So how would source lan ever be an input into your wan interface? The complete lack of logic when people start clicking on shit just blows my mind ;)
hahaha, yeh I'm pretty fresh with hardcore firewalling and networking in general. I understand the principles and I've run some pretty massive AV/automation networks in the past, but never had to actually build anything from scratch like this before and never more than what is needed for an AV/automate network. The most advanced things I did were: configure a few VLANS, tag/untagged some ports, turn on IGMP snooping for multicast traffic and setup some static routes, forwarded some ports, setup a basic snmp and a winbox terminal. that's just about it in terms of actual networking. Plus the routers we were using weren't exactly cisco so turning on icmp is simply nothing I have ever thought was necessary. Cool basic feature though, especially for a firewall.
So the logic there was that I want source LAN to destination WAN, I hadn't started testing that so that doesn't really matter for this…. but of course; port forwarding. that would've fuckd me. silly brain. thanks.

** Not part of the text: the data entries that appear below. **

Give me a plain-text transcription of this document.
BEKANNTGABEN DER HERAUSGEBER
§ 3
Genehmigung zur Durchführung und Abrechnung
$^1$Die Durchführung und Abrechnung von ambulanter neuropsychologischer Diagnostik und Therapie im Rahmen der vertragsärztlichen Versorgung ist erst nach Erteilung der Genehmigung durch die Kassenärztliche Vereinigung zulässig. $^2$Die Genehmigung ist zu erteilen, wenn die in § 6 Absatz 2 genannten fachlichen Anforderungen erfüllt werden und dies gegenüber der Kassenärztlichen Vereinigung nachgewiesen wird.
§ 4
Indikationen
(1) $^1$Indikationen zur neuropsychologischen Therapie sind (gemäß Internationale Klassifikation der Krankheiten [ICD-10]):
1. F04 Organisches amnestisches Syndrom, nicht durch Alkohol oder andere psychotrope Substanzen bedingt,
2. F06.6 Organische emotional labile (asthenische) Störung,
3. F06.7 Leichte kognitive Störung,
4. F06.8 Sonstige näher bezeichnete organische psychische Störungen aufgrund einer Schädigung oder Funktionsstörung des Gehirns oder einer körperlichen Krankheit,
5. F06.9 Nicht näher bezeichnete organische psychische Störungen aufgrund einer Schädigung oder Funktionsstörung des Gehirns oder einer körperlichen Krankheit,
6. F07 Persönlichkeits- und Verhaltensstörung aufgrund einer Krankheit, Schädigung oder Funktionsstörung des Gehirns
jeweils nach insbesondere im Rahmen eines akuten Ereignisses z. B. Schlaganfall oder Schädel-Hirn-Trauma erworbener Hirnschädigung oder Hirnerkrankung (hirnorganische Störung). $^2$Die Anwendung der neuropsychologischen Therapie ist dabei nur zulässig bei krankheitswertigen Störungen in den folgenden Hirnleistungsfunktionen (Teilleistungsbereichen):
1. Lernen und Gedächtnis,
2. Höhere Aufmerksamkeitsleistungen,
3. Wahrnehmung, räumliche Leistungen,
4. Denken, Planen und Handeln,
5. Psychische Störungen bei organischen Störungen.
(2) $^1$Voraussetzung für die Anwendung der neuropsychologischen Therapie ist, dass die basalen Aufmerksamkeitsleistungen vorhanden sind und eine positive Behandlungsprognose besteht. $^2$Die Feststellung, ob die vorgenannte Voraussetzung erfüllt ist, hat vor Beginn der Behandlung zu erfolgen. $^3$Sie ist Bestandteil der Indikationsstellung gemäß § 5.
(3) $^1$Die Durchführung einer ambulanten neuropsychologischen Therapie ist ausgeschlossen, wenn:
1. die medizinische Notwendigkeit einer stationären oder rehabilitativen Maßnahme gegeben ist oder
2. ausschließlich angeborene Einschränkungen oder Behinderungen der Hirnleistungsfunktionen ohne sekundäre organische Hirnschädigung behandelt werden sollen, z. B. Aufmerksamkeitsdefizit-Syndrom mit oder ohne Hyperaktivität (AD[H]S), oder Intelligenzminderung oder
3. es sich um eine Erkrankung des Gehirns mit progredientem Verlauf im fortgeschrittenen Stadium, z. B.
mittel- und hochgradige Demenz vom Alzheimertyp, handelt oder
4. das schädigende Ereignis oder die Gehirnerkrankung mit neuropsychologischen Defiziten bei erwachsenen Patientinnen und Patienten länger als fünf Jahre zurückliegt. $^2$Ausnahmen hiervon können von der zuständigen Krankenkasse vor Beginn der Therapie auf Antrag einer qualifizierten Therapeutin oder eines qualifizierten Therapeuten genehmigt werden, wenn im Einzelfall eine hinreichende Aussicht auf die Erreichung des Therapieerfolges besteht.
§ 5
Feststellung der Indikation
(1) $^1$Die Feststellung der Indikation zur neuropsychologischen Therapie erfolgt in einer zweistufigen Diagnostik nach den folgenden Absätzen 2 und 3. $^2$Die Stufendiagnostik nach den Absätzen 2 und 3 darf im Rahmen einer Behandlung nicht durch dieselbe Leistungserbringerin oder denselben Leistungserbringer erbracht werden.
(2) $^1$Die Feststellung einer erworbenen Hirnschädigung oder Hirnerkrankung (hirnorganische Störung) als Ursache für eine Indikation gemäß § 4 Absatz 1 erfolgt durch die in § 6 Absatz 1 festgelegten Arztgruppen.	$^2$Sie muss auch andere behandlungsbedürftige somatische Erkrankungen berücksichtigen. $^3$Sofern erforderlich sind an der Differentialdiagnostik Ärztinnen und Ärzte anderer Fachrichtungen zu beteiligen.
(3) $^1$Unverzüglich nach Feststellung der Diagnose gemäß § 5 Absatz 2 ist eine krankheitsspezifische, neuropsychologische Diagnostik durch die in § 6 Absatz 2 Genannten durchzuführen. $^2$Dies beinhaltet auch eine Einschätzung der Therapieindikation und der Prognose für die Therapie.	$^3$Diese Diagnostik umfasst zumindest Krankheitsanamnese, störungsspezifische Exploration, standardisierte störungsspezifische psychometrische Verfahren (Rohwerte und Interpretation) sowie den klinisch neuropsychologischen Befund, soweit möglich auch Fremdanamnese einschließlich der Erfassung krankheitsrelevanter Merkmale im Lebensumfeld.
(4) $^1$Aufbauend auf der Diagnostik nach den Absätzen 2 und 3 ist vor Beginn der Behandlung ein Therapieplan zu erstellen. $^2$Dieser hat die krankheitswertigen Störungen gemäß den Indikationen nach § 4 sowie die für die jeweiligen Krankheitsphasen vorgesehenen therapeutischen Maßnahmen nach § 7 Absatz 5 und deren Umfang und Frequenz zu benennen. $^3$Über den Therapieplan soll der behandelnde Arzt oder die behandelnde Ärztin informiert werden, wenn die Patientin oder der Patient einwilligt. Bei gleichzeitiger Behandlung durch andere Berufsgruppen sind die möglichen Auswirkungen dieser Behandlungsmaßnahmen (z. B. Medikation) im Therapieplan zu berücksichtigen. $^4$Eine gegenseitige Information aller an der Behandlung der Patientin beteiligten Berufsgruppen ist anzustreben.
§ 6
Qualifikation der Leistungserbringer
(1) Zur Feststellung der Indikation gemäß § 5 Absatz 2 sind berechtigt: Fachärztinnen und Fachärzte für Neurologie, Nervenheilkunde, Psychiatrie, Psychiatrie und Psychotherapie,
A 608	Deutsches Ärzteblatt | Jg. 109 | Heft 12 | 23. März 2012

I've added an ICMP rule to my WAN port (will take it off when finished testing) and whatayaknow; it pings. like I said, I really didn't expect that to be something needing configuration. It seems I have drastically under-estimated the amount of control allowed in pfsense, now that I know that I have a much broader scope of what is possible and what needs consideration.
So did you turn off nat? if your going to be using this internally. If then you have to create port forward not just open up a firewall rule.
oops… it's turned off now... yeh, so all good with the port forwarding. Thanks though, I will definitely have a re-think of how I approach this project now that I have completed the initial fresh-project-sanity-check phase.
Thanks so much for the reply, really appreciate the input!